Толпа облегченно вздохнула и загудела. Польщенный майор улыбался. А я не знал, радоваться мне или горевать. С меня сорвали одежду, положили животом на широкую скамью и привязали к ней руки и ноги. Подошел здоровенный полицейский, по прозвищу Бугай, которому я вчера, отбиваясь, укусил руку. Злорадно усмехаясь, он засучил рукава. Сейчас уж он сорвет свою злобу, жалости от этого бандита не жди. Бугай замахнулся толстой резиновой плетью. После четвертого удара я потерял сознание. Очнулся, когда обдали холодной водой. Я уже лежал на земле. Бугай вытирал пот со своей звериной рожи. Прорычал:
— Если будешь жить, собака, то век будешь меня помнить!
Да, такого не забудешь. На спине у меня до сих пор синие полосы!
Другой полицай взял большую кисть и начал меня мазать разведенной сажей — по лицу, по свежим ранам. Скоро я весь был черный как негр. Потом меня подтащили к столбу посреди двора, приподняли на метр от земли и привязали к нему. Я висел на веревках, все глубже врезающихся в тело. Нестерпимая боль мутила разум. Я то и дело впадал в беспамятство. Пробуждаясь, чувствовал, как нестерпимо жжет солнце. А еще страшнее — мухи, облепившие истерзанное тело. Даже часовому, приставленному ко мне, было не по себе. Я видел, как дрожит в его руках автомат. Вечером мух сменили комары. Часовой все же попался сердобольный: дал глотнуть воды из фляги. Отгоняя веткой комаров от себя, он нет-нет да и смахивал их с меня.
Так я провисел на столбе сутки. Надпись на дощечке, красовавшейся на моей груди, гласила: «Такая участь ожидает всякого, кто попытается бежать из лагеря». Под конец я уже ничего не чувствовал — иногда [238] и обморок бывает спасительным. Утром меня сняли с моего креста. Разрешили товарищам унести в конюшню. Я метался в жару, бредил. Друзья ни на минуту не оставляли одного. Лагерный фельдшер из военнопленных тайком передал Николаю Дорошеву бинты, йод, какие-то порошки. Товарищи обработали и перевязали раны, меняли холодные компрессы, общими усилиями выхаживали, пока я немного не оправился. Вечером, возвращаясь с работы, они приносили что-нибудь вкусное — то яичко, то пирожок, то моченое яблочко — лакомства, которых мы давным-давно не видели. Когда я спрашивал, откуда эти сказочные вещи, ребята улыбались.

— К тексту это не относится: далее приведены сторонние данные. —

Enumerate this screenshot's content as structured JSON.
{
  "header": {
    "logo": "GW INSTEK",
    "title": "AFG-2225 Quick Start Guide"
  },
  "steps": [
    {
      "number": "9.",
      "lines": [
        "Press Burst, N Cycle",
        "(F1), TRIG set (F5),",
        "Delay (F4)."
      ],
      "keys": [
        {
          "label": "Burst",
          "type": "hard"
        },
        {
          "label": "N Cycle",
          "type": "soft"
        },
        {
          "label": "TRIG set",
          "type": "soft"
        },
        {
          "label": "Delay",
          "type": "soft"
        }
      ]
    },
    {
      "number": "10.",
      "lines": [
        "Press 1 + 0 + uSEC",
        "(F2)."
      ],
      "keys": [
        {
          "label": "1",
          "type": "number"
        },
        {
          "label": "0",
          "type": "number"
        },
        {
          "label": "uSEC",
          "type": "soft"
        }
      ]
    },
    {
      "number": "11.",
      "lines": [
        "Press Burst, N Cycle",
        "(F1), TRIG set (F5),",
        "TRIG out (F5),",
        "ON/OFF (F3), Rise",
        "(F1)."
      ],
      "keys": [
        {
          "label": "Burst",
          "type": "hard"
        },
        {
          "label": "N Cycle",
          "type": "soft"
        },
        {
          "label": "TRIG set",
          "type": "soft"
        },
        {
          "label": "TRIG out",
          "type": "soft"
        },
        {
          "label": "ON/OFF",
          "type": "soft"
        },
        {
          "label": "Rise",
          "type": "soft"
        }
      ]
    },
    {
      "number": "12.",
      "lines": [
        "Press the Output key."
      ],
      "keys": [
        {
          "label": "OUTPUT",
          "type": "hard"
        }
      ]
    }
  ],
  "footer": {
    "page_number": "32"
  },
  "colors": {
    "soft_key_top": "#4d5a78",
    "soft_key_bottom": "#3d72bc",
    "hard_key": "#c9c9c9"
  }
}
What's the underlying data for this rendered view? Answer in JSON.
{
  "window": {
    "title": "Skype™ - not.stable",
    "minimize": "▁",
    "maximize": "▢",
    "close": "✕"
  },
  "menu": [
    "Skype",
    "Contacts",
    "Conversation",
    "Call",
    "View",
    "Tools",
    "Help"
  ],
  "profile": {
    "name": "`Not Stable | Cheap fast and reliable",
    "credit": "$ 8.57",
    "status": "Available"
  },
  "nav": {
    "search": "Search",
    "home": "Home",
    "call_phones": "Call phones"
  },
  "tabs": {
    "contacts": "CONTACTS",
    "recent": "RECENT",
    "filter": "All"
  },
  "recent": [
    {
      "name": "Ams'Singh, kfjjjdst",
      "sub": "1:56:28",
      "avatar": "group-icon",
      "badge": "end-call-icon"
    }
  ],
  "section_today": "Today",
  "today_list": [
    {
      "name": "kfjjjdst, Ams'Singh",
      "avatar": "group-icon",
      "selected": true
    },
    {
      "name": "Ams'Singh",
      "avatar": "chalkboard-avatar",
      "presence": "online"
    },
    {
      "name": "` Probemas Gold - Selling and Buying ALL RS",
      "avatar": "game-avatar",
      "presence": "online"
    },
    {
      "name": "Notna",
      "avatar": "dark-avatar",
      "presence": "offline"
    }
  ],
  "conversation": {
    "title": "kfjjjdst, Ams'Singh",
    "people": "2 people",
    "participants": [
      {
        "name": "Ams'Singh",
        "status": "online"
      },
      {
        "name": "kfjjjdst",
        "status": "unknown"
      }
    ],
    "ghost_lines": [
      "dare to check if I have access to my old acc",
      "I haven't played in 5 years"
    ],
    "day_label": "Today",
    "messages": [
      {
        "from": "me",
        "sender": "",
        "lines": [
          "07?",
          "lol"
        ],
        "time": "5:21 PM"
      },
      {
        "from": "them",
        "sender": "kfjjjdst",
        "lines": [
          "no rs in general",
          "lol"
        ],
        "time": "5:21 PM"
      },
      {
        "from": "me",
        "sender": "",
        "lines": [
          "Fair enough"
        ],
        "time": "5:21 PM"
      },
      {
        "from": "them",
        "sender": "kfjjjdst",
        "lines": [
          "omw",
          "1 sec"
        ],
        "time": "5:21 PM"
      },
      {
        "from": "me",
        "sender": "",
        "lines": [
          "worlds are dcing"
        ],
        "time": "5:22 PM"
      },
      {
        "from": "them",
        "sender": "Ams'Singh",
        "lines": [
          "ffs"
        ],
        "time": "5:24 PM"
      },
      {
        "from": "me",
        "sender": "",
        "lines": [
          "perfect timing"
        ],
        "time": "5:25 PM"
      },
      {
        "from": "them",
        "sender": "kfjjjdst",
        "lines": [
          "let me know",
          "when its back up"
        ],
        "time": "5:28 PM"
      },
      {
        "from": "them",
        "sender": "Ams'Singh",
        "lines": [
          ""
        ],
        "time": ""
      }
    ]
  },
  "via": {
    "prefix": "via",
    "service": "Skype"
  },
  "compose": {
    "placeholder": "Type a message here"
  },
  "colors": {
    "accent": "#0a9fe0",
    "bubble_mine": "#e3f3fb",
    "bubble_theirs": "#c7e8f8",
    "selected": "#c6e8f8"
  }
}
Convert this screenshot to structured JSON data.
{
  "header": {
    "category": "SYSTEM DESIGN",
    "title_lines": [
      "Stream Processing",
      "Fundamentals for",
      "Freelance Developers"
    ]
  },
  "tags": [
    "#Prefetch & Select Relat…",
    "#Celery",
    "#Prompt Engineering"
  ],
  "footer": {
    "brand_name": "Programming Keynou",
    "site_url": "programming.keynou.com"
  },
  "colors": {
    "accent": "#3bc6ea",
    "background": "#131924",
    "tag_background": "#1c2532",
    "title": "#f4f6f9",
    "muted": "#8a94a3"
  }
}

— Это из Багерова тебе подарки. Там обо всем знают и тоже хотят помочь тебе.
Через несколько дней я вышел на работу. Фельдшер сказал:
— Иди со всеми, а то полицаи настаивают, чтобы тебя перевели в лазарет.
Лазарет был у нас равносилен кладбищу: кто туда попадал, никогда не возвращался. Может, там специально умерщвляли больных? Кто знает. Но мы боялись лазарета пуще огня. Петя Дергач так и умер в сарае от гангрены, но в лазарет идти отказался.
Работать, конечно, первое время я не мог. Друзья и совсем незнакомые люди выручали, делая то, что задавалось мне. Позорный столб сделал меня самым популярным человеком в лагере.
Фронт приближался. Мы судили об этом по участившимся налетам советской авиации и по тому, какими непродолжительными стали полеты немецких летчиков.
Фашисты забеспокоились. Мы радовались переменам и в то же время тревожились: а как с нами поступят гитлеровцы, когда подойдут наши войска? Говорили, что в таких случаях уничтожают всех узников лагерей. [239]
В июне 1943 года обитателей лагеря разбили на две группы. В одну отобрали людей поздоровее, в другую — больных. Нас разлучили: Павла Данчука и братьев Николая и Алексея Дорошевых взяли в группу здоровых. Леонид Максименко, Владимир Кисленко и я попали в другую. Вид у нас был действительно неказистый — кожа да кости. В шутку нас называли «дезертирами от Трех труб». Таких набралось сотни четыре. Однажды ночью нам приказали собрать пожитки и погнали на станцию. Погрузили в товарные вагоны — без нар, без соломы. Накрепко заперли двери. Леня Максименко, Володя Кисленко и я постарались попасть в один вагон.